The National Council of Resistance of Iran, the opposition group that first reported the nuclear complex at Natanz, said that Iran continues to receive assistance from China and North Korea, among other countries. Council spokesman Alireza Jafarzadeh said Iranian officials had visited both countries in the past two years to seek technical help with uranium enrichment. More recently, two Chinese officials visited Iran to oversee mining of uranium ore near the town of Yaz, the group asserted. The report could not be independently verified.

Jafarzadeh said Western policies were partly to blame for the failure to detect Iran's secret programs and deter or eliminate them. He said U.S. and European administrations should have adopted a more forceful posture rather than seeking rapprochement with more moderate Iranian leaders, such as Khatami, whose leadership coincided with a dramatic acceleration of Iran's nuclear program.

"We warned repeatedly that if the international community would not take immediate and decisive measures, the regime could reach the point of no return with their nuclear weapons program," Jafarzadeh said. "They might well be very close to that."

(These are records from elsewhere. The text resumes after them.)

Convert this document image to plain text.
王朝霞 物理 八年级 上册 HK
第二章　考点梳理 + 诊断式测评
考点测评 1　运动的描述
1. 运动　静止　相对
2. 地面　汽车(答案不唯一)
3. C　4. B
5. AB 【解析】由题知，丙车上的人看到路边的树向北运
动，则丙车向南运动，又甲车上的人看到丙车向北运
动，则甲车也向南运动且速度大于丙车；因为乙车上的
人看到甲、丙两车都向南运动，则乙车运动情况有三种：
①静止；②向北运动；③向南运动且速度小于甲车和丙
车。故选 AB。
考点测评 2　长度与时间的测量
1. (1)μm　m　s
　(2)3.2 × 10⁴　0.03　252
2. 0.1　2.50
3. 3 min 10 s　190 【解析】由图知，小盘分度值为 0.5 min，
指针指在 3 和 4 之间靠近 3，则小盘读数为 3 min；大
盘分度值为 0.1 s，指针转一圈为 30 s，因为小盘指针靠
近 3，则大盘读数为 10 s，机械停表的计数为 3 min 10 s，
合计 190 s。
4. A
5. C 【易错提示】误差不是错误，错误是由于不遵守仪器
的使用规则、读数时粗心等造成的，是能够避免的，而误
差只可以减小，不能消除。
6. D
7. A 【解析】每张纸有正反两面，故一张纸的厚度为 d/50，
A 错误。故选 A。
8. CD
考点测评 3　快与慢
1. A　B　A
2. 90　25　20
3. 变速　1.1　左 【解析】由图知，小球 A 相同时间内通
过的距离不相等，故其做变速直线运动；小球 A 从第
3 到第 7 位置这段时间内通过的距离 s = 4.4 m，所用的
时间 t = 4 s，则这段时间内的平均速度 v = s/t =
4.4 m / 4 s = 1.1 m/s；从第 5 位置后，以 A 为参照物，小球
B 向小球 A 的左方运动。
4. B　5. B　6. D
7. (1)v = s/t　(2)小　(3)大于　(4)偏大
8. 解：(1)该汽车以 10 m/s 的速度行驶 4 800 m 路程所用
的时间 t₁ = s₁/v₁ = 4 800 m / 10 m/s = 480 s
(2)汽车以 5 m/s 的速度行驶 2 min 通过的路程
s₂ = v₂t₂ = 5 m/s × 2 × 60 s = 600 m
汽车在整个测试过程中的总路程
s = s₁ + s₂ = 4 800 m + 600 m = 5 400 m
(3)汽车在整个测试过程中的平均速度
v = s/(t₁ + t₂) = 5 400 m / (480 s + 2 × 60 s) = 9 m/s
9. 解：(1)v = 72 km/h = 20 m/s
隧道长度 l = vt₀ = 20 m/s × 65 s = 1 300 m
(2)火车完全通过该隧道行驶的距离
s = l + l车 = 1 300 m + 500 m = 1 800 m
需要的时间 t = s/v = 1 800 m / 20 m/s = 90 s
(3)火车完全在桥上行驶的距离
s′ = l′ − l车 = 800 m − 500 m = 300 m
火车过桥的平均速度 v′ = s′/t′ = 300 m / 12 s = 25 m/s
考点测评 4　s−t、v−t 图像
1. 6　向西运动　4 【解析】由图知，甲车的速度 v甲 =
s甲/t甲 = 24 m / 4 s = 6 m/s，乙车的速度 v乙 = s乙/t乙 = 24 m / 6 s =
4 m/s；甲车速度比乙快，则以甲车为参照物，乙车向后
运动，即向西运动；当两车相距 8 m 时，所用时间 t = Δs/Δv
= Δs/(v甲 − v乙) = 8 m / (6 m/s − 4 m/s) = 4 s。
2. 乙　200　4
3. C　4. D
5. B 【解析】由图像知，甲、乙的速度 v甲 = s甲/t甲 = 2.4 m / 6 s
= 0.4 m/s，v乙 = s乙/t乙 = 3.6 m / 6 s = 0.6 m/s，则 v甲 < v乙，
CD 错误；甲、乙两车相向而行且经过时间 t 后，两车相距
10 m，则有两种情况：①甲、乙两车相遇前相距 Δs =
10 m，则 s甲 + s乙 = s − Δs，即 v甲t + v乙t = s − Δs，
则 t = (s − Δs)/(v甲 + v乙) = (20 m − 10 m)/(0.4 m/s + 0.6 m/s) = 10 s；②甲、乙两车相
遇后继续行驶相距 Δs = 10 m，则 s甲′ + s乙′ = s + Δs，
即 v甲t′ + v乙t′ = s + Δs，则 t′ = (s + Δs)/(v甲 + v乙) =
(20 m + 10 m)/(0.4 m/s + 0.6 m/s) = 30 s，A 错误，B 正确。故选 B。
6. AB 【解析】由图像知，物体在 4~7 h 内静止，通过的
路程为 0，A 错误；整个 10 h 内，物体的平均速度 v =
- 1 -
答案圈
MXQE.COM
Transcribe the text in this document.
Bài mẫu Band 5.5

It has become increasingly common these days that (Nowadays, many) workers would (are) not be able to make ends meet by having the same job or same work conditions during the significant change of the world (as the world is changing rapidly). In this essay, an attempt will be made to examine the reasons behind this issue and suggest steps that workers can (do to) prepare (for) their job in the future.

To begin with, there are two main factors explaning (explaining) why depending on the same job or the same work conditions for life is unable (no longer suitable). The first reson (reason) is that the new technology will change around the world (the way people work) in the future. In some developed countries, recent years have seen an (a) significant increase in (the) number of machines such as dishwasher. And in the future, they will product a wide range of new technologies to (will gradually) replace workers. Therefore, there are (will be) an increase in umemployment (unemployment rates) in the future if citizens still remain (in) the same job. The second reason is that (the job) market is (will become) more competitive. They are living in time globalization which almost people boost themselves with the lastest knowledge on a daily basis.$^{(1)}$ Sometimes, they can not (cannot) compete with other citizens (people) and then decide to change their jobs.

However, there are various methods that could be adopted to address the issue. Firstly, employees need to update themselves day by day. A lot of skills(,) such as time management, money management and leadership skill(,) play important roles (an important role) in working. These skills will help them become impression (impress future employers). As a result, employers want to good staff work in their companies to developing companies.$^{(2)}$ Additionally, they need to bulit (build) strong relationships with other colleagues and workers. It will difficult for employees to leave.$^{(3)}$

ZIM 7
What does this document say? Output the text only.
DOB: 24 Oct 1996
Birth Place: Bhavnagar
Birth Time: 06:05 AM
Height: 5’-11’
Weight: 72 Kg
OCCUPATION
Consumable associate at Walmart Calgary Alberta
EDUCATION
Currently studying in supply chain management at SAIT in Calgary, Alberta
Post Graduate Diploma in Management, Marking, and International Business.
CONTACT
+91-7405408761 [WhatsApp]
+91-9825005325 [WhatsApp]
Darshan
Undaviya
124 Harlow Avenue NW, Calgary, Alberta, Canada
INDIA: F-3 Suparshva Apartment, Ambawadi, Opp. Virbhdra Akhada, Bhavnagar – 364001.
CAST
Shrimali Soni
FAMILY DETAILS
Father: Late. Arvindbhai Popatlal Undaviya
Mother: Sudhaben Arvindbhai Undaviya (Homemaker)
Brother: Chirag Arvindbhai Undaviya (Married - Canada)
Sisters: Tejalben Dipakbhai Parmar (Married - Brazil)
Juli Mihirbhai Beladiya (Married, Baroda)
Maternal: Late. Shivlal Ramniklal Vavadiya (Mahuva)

But Rose Gottemoeller, a senior Energy Department official under former president Bill Clinton, said the emerging crisis over Iran was hardly due to U.S. inattention. The past three U.S. administrations were "hugely concerned" that Iran was secretly developing new capabilities, and had achieved major successes in blocking known attempts by Iran to acquire nuclear technology from Russia and China.

The Clinton administration had lobbied Russia for years to stop assisting Iran, working through a joint commission chaired by Vice President Al Gore and Russian Prime Minister Viktor Chernomyrdin. Russia at one point suspended plans to sell laser separation technology to Iran after protests from the United States. U.S. officials feared that it would be used to help Iraq enrich uranium.

Gottemoeller, now a senior associate with the Carnegie Endowment for International Peace, acknowledged that previous U.S. efforts "focused too much on the Russian connection and not enough on our relations with Iran."

Gottemoeller said the arguments for direct diplomacy were even more compelling now, if Iran is to be dissuaded from turning its new nuclear assets into weapons. North Korea recently expelled the IAEA and is pushing toward the construction of a nuclear weapon. President Bush has referred to Iran, Iraq and North Korea as an "axis of evil."

"Our three 'axis of evil' designees seem to have decided to push hard to provide themselves with weapons if they're going to be in the constant attention of the United States," Gottemoeller said. "We need a more proactive, positive way of engaging them first and then trying to shut these things down."